Transform multiple columns of a DataFrame using the same function

I’d like to transform several columns “in-place” using the same function. For example, if I have

using DataFrames
df = DataFrame(a = 1:3, b = 4:6, c = 7:9)

and want to double columns a and c and replace those columns with the doubled ones, I’d like to be able to do something like

transform!(df, ["a", "c"] => ByRow(x -> 2x) => ["a", "c"])

so that I end up with

DataFrame(a = [2, 4, 6], b = 4:6, c = [14, 16, 18])

Just broadcast the pair operator:

julia> transform!(df, [:a, :c] .=> (x -> 2x) .=> [:a, :c])
3×3 DataFrame
 Row │ a      b      c     
     │ Int64  Int64  Int64 
─────┼─────────────────────
   1 │     2      4     14
   2 │     4      5     16
   3 │     6      6     18

(no need for ByRow as you can just double the whole vector).

4 Likes

Also if the list of columns is long you can skip specifying the output names and use renamecols=false kwarg.

2 Likes

If you really want to use ByRow, ,try one of these (I got there by trial and error.
I obviously haven’t read all the documentation on the transform function yet) ) :

transform(df, AsTable([:a, :c]) => ByRow(x ->(2x.a,2x.c)) =>[:a,:c])
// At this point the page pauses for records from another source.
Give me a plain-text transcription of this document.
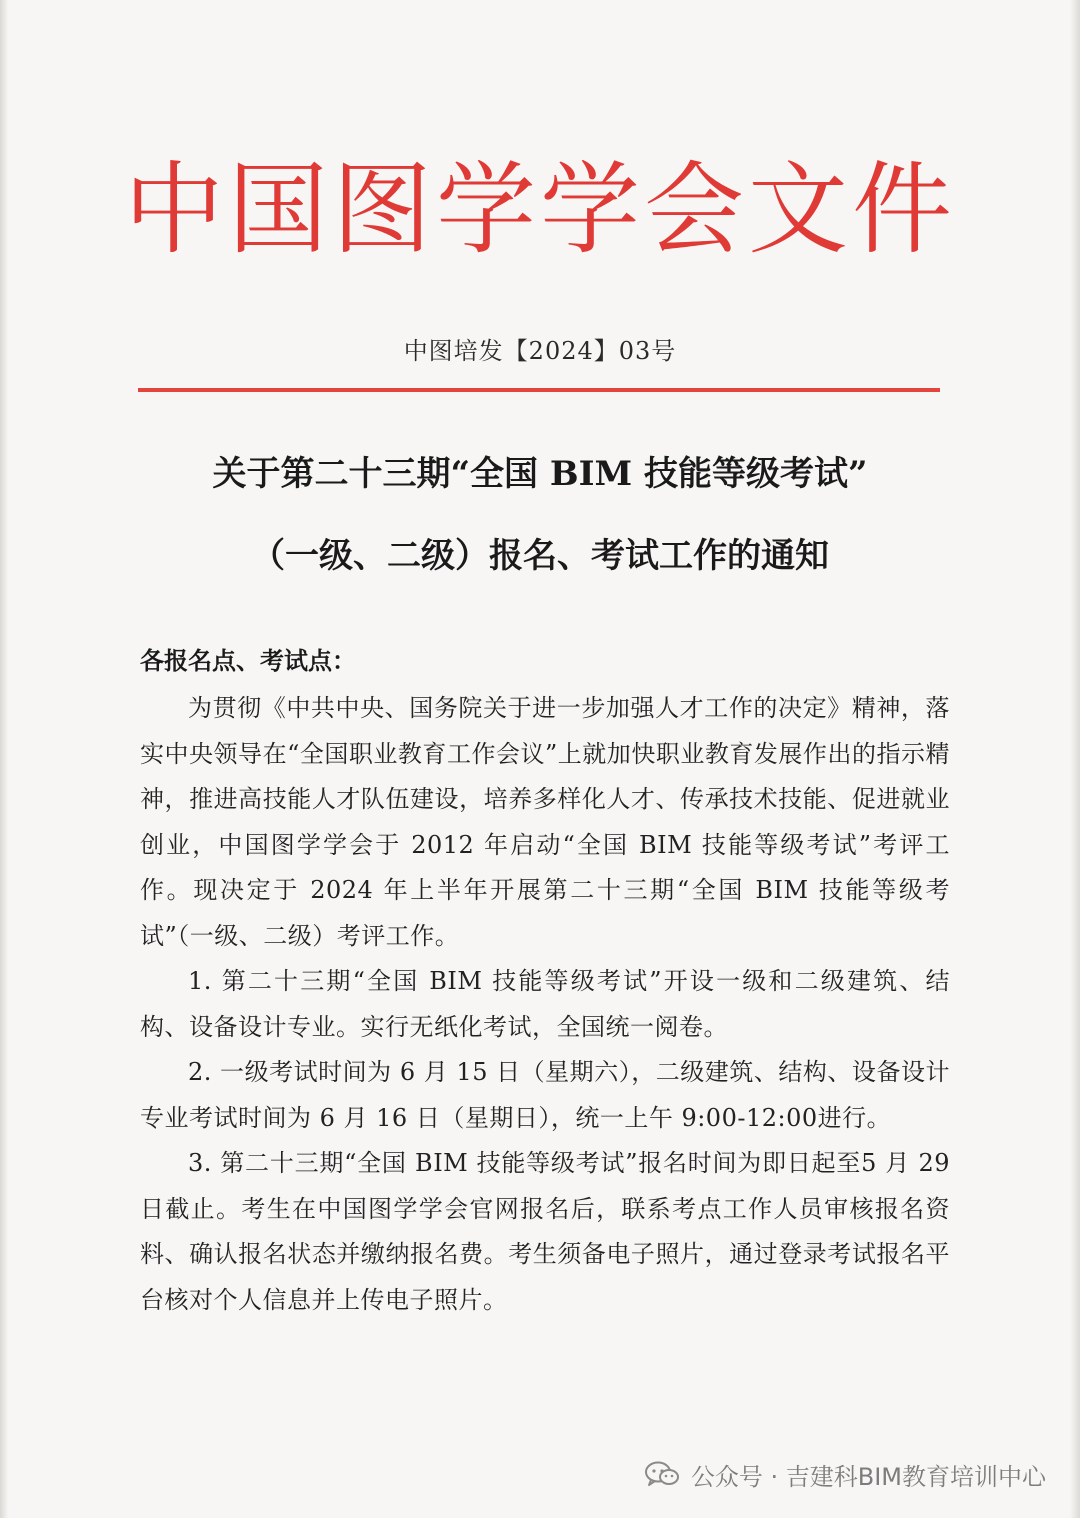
中国图学学会文件
中图培发【2024】03号
关于第二十三期“全国 BIM 技能等级考试”
（一级、二级）报名、考试工作的通知
各报名点、考试点：

为贯彻《中共中央、国务院关于进一步加强人才工作的决定》精神，落实中央领导在“全国职业教育工作会议”上就加快职业教育发展作出的指示精神，推进高技能人才队伍建设，培养多样化人才、传承技术技能、促进就业创业，中国图学学会于 2012 年启动“全国 BIM 技能等级考试”考评工作。现决定于 2024 年上半年开展第二十三期“全国 BIM 技能等级考试”（一级、二级）考评工作。

1. 第二十三期“全国 BIM 技能等级考试”开设一级和二级建筑、结构、设备设计专业。实行无纸化考试，全国统一阅卷。

2. 一级考试时间为 6 月 15 日（星期六），二级建筑、结构、设备设计专业考试时间为 6 月 16 日（星期日），统一上午 9:00-12:00进行。

3. 第二十三期“全国 BIM 技能等级考试”报名时间为即日起至5 月 29 日截止。考生在中国图学学会官网报名后，联系考点工作人员审核报名资料、确认报名状态并缴纳报名费。考生须备电子照片，通过登录考试报名平台核对个人信息并上传电子照片。

公众号 · 吉建科BIM教育培训中心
transform(df, AsTable([:a, :c]) => ByRow(x ->2 .* values(x)) =>[:a,:c])

anhoter way

 transform!(df, [:a, :c] => ByRow((x...) ->  2 .* x)=>[:a,:c])

This is not a the best solution: these examples pass all the columns to a single function which returns multiple columns. This is more complex than it needs to be and it will trigger more compilation than needed. The best way is to use .=>, and it works fine in combination with ByRow.

2 Likes

Thank you for the advice but I wasn’t able to get renamecols to work. Maybe my syntax is wrong:

df = DataFrame(a = 1:3, b = 4:6, c = 7:9)
transform!(df, [:a, :c] .=> (x -> 2x); renamecols=false)
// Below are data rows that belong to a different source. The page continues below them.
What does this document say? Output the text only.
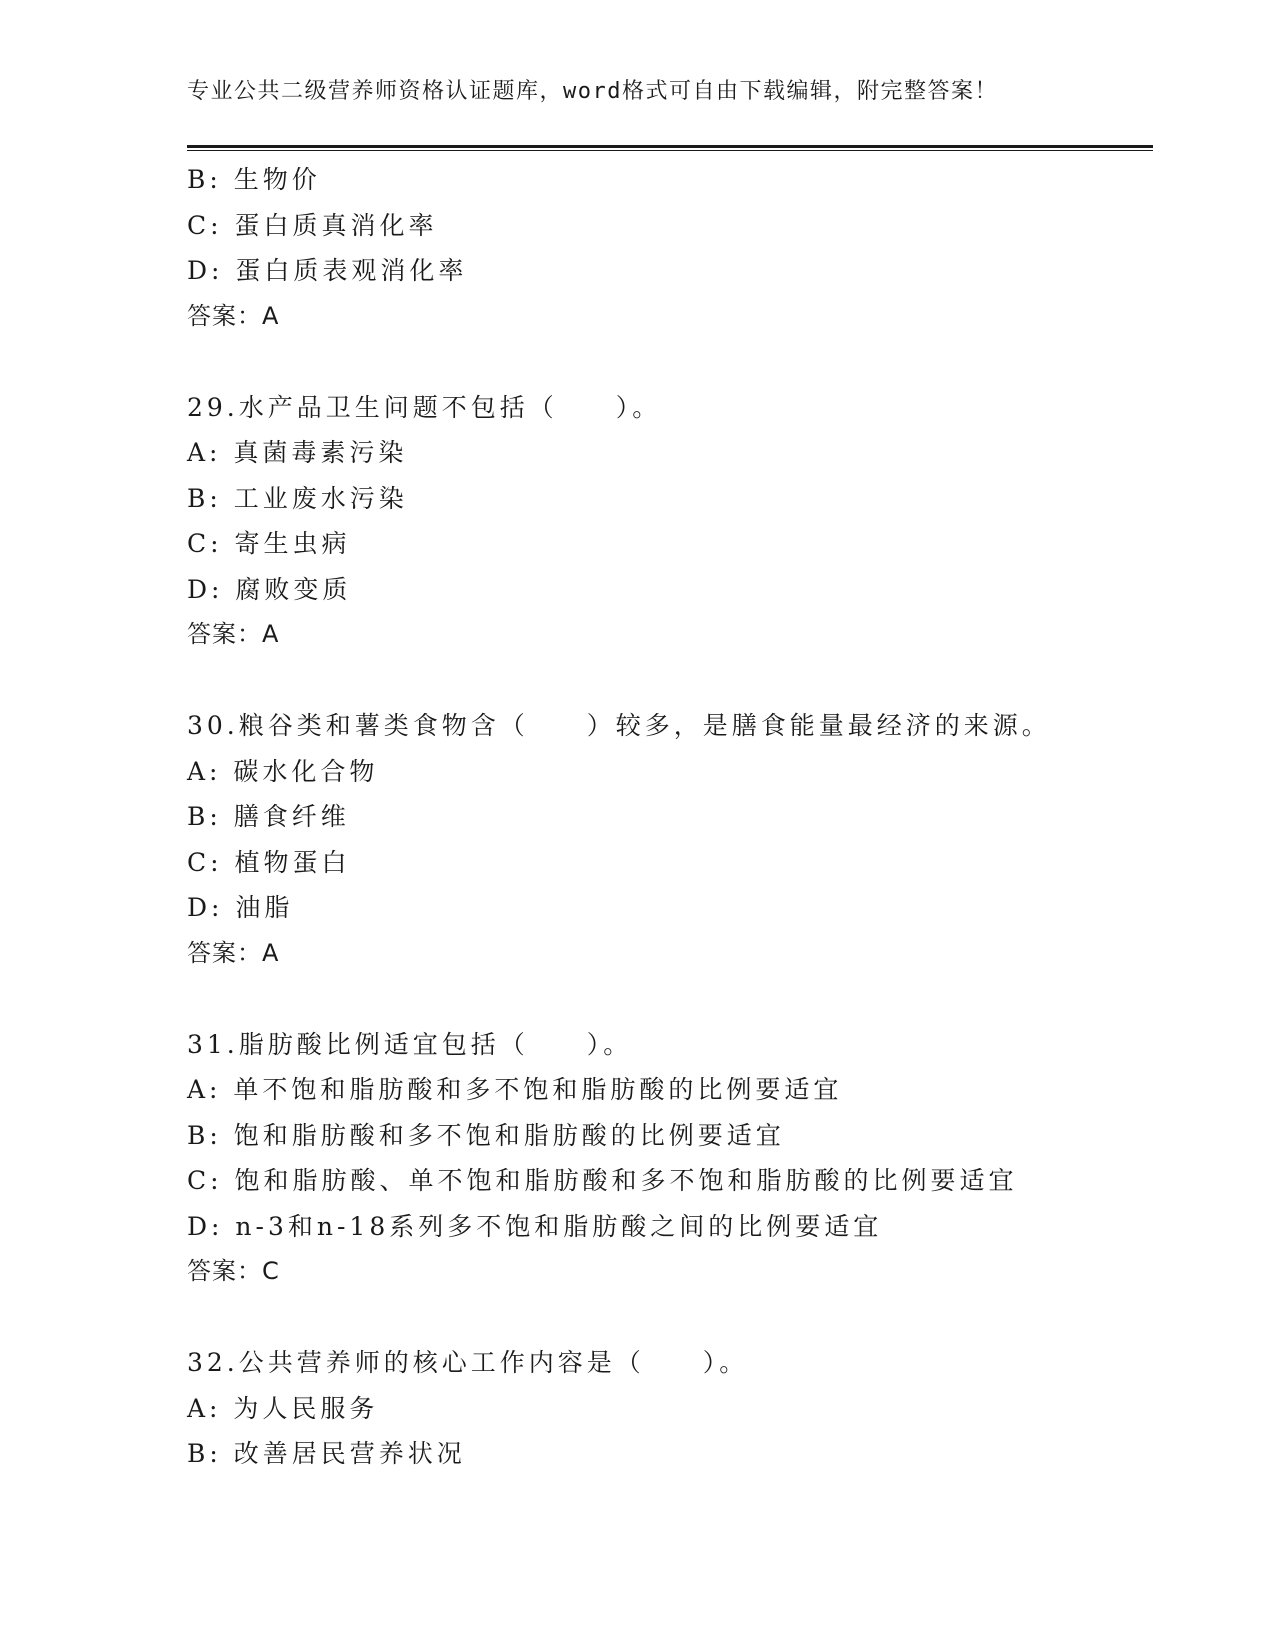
专业公共二级营养师资格认证题库，word格式可自由下载编辑，附完整答案！
B: 生物价
C: 蛋白质真消化率
D: 蛋白质表观消化率
答案：A
29.水产品卫生问题不包括（　　）。
A: 真菌毒素污染
B: 工业废水污染
C: 寄生虫病
D: 腐败变质
答案：A
30.粮谷类和薯类食物含（　　）较多，是膳食能量最经济的来源。
A: 碳水化合物
B: 膳食纤维
C: 植物蛋白
D: 油脂
答案：A
31.脂肪酸比例适宜包括（　　）。
A: 单不饱和脂肪酸和多不饱和脂肪酸的比例要适宜
B: 饱和脂肪酸和多不饱和脂肪酸的比例要适宜
C: 饱和脂肪酸、单不饱和脂肪酸和多不饱和脂肪酸的比例要适宜
D: n-3和n-18系列多不饱和脂肪酸之间的比例要适宜
答案：C
32.公共营养师的核心工作内容是（　　）。
A: 为人民服务
B: 改善居民营养状况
MethodError: no method matching transform!(::DataFrames.DataFrame, ::Vector{Pair{String, var"#25#26"{typeof(*)}}}; renamecols=false)

Closest candidates are:

transform!(::DataFrames.DataFrame, ::Any...) at /Users/x/.julia/packages/DataFrames/GtZ1l/src/abstractdataframe/selection.jl:371 got unsupported keyword argument "renamecols"

transform!(!Matched::DataFrames.GroupedDataFrame{DataFrames.DataFrame}, ::Any...; ungroup) at /Users/x/.julia/packages/DataFrames/GtZ1l/src/groupeddataframe/splitapplycombine.jl:1719 got unsupported keyword argument "renamecols"

I think ByRow can still work with @nilshg’s reply. This code runs:

df = DataFrame(a = 1:3, b = 4:6, c = 7:9)
transform!(df, [:a, :c] .=> ByRow(x -> 2x) .=> [:a, :c])

Yes, I saw. Thank you.
I am trying to understand the various ways of acting on the elements of the dataframe.
For example, I saw here that it is possible to use a vector of triples cols => function => target_cols

colsname=names(df)
f=[x->2x,x->4x]
oddcol=colsname[1:2:3]
transform(df,[oddcol[i]=>ByRow(f[i])=>oddcol[i] for i in 1:length(oddcol)])

This works for me on Julia 1.6 with DataFrames 1.1.1.

1 Like

Thank you, I hadn’t updated DataFrames.jl. It works for me now.

I made several tests to achieve the required transformation, including the 3 reported here.
I would have expected (due to a sort of symmetry between input and output) the third to give the same result, but it doesn’t work.

transform(df, r"x"=> ((x,y)->(;ax=2x,bx=2y))=>AsTable )
transform(df, r"x".=> ByRow((x...) -> 2 .*x)=>[:ax,:bx])
transform(df, r"x".=> ByRow((x...) -> 2 .*x)=>r"x")

while an expression like this works:

transform(df, r"x"=> ByRow((x...) -> 2 .*x)=>names(df,r"x"))

I mean, src => fun => r"x" doesn’t have an intuitive meaning. r"x" is a selector that only makes sense in the context of a given data frame, which is why we need names(df, r"x").

I think the asymmetry is logical, as dest is only about the output of fun rather than the data frame as a whole. Think of the first example, with AsTable. The AsTable knows nothing about the input data frame, only the output of fun.

You can also add the keyword argument renamecols = false to get the same names as the input.